Sniper's Honor(95)
He gulped, he swallowed, he reached for the phone to call his department head because the situation had just become an emergency and he wondered how soon it would become a catastrophe.
The end result was Zyklon B, the killing gas of Auschwitz.
Someone was making a lot of it.
CHAPTER 45
The Carpathians
Above Yaremche
THE PRESENT
They climbed the scree, picking their way among lumps of rock, twisted juniper bushes, the occasional stunted and un-stunted pine, and at about the two-thirds mark, despair set in.

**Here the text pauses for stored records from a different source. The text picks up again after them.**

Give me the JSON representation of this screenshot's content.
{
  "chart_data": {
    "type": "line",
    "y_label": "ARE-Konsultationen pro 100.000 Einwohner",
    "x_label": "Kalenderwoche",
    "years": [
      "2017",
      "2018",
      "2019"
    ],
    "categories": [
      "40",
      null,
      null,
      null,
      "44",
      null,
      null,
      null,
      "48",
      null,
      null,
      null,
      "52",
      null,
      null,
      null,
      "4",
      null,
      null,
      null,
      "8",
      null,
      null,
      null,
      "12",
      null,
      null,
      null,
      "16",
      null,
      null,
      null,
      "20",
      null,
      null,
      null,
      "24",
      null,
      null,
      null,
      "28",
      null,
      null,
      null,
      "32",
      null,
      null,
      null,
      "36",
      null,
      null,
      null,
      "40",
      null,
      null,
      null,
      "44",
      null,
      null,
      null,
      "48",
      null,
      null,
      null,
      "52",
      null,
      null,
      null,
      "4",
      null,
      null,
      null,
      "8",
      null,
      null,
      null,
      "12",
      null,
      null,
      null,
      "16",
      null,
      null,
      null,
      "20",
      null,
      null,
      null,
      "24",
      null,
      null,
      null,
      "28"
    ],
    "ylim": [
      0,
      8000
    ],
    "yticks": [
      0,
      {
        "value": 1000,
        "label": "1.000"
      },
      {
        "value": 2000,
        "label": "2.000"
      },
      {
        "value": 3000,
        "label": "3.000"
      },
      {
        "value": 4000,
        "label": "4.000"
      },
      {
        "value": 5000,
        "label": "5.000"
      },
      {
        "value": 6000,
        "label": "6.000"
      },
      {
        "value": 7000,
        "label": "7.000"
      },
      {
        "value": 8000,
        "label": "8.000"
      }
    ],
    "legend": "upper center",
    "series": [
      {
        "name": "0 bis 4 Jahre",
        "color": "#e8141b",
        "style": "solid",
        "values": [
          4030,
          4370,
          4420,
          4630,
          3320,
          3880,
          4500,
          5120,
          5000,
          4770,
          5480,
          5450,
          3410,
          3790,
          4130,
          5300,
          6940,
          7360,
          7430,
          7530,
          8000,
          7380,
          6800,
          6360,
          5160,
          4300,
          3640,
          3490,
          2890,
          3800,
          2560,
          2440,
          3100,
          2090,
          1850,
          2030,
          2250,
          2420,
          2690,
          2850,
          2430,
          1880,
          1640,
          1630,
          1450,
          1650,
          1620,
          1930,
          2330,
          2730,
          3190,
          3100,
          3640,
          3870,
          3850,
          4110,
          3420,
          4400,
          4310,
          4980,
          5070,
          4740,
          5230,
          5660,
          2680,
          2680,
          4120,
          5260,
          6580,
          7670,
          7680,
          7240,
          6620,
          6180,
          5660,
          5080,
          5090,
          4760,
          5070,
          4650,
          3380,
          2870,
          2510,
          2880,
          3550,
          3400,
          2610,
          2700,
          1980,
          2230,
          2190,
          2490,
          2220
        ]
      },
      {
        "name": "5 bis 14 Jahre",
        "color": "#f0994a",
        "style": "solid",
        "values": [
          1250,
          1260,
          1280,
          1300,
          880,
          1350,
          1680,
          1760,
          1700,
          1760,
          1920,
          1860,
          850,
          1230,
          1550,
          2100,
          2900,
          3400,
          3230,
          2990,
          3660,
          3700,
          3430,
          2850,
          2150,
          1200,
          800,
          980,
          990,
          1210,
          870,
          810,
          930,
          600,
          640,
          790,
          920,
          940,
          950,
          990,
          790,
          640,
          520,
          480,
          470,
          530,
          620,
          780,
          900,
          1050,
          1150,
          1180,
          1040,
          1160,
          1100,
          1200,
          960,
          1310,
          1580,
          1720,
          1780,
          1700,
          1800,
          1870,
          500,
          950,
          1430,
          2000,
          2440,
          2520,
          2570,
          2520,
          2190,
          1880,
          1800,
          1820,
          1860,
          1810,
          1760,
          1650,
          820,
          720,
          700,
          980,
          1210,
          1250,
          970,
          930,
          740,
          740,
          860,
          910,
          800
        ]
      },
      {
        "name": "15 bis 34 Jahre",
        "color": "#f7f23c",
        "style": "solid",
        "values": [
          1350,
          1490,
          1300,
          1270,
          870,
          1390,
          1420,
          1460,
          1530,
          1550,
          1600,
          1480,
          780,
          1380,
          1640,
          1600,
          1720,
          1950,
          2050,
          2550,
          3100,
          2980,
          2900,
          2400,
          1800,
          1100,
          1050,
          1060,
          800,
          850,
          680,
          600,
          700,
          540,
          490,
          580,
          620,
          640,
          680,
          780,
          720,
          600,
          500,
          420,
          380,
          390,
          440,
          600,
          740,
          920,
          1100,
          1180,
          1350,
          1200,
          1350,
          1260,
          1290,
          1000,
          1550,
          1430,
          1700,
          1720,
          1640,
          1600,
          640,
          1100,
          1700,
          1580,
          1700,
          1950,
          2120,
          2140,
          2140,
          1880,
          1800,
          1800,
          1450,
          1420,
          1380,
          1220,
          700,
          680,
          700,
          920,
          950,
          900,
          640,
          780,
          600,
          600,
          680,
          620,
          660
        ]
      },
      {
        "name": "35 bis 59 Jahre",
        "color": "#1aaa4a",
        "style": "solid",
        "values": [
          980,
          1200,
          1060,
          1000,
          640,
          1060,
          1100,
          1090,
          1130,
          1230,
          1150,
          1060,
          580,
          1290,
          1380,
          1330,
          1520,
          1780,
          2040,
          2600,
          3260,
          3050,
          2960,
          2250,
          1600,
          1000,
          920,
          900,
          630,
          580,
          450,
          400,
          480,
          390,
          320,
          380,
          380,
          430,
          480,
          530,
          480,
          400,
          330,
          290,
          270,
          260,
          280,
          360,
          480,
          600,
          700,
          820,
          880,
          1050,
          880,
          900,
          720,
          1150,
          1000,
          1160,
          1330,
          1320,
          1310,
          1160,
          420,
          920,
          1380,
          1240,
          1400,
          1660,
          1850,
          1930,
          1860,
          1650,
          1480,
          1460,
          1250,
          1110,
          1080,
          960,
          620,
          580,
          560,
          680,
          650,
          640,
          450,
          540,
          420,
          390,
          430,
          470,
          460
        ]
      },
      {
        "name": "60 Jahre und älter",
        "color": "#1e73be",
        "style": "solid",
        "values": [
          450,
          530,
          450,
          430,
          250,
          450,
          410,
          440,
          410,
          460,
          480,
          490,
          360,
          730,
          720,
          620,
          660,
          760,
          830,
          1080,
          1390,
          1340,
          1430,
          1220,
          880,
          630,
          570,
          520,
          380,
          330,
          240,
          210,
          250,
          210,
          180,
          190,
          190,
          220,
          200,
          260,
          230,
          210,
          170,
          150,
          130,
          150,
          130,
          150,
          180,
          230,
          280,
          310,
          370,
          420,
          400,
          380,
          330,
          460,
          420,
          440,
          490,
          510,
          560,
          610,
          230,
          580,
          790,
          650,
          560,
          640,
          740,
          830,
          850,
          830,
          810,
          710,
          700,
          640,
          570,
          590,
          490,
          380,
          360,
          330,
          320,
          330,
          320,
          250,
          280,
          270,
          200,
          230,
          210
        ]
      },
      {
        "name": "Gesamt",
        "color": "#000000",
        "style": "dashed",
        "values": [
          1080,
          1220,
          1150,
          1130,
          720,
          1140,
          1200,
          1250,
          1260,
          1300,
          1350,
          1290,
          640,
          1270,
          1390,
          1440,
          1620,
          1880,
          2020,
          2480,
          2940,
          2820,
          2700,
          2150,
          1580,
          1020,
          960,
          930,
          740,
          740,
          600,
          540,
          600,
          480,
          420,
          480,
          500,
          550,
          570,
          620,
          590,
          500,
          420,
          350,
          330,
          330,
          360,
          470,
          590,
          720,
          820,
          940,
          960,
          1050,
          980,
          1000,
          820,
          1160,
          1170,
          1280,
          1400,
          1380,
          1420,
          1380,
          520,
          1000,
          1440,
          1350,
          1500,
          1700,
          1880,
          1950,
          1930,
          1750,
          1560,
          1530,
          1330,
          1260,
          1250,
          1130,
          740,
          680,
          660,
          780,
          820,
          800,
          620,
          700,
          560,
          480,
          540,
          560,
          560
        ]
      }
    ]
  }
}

“Suppose we get up there,” she said, “and there’s no cave. Then what?”
“There’ll be a cave there.”
“How do you know? Maybe the container is a mile away. She just carried the gun up here to get the thousand yards, shot it, zeroed it, and then walked the mile back.”
“This was a good place to hide ’em. If they dug a hole, they had to figure out some way to mark it and register it on a map. This place, easy to ID, being at the top of the scree, and if you’re a young partisan, instead of two broken-down old cripples, it’s easy to get to.”
“I hope you’re right,” she said.
I do, too, he thought.
She fell twice, cutting her knee badly the second time. She had gone from gray to ashen to something like the color of wax. He helped her over some of the rougher spots, but it disturbed him that her fingers were cold to the touch.
“How’s your hip?” she asked.
“It’s fine, no problem,” he lied. His hip hurt like hell. It hurt more than his lungs did, but it felt better than his throat did; he could feel the gunk of phlegm drying into something like pottery on his lips. Then there was his elbow, which was bleeding again. Goddamn that bastard’s sharp teeth! Then he thought, I am too old for this shit, for about the thousandth time.
“Maybe they’ll miss us,” she said. “Maybe they’ll keep going.”
“They won’t. They have a dog.”
“Oh, that’s right. That kid said so, didn’t he.”
“They think of everything,” Swagger said.
“Well, do me a favor.”
“Sure.”
“Please kill the dog,” she said.
“Ain’t the dog’s fault. He’s just trying to make a living.”
“Kill him anyway. On general principle.”
It was rocky and slippery, and the incline decided to get serious at a certain point and jutted more pugnaciously vertical. The new angle slowed them even more, but they never saw any pursuers. If there was a view—and there was—they didn’t see it. If there was beauty—and there was—they didn’t see it. If there was the same huge blue lake of Ukraine sky that overwhelmed the world out to the horizon anywhere you looked—and there was—they didn’t see it.
“Maybe they’re not following us?”
“Oh, they are. They won’t let us see them. They will have reached the edge of the scree, hung back, and got us marked by binoculars. They’ll come up through the trees on the right, out of sight. Tougher climbing because there ain’t no handholds and the footing is much less stable, but they’re young guys.”
They climbed, they climbed, they climbed. It ached, it hurt, it distracted, it disoriented, it robbed vision and imagination. Nearly everything hurt.
“I can’t go much farther.”
“You don’t have to go no farther. We’re here.”
* * *
Reilly lay against the incline, breathing hard, resting on what appeared to be the track of an old stony path, maybe centuries old, maybe trod by the original tribe of Russ a thousand years ago. She breathed, sucking in the air. She was covered in sweat and abraded in a dozen spots, all of which burned fiercely. But she looked and said, “I don’t see a cave.”
Swagger collapsed next to her.
“If there isn’t a cave here,” she said, “I’m just going to lie down until they come and shoot me. I can’t go another step.
“Your body won’t let you give up. You’re too tough.”
“I feel like a powder puff, I look like a homeless person, I hurt everywhere, and you tell me I’m tough.”
“I’ll put a gun in your hand. Then you’re tough as any man alive. That’s why they call it the Equalizer.”
“I don’t see any guns.”
He pointed at the path. “Look over there.”
About ten feet along its track, a groove had been cut into it, not more than six inches wide.
“So?”
“If she had to shoot downhill and wanted to do it from the cave, they’d have to do something about the path. See, it’s in the way of the line of sight to the boulder they shot at. So they somehow dug, cut, scraped that groove in it so she could get the angle downslope a thousand yards.”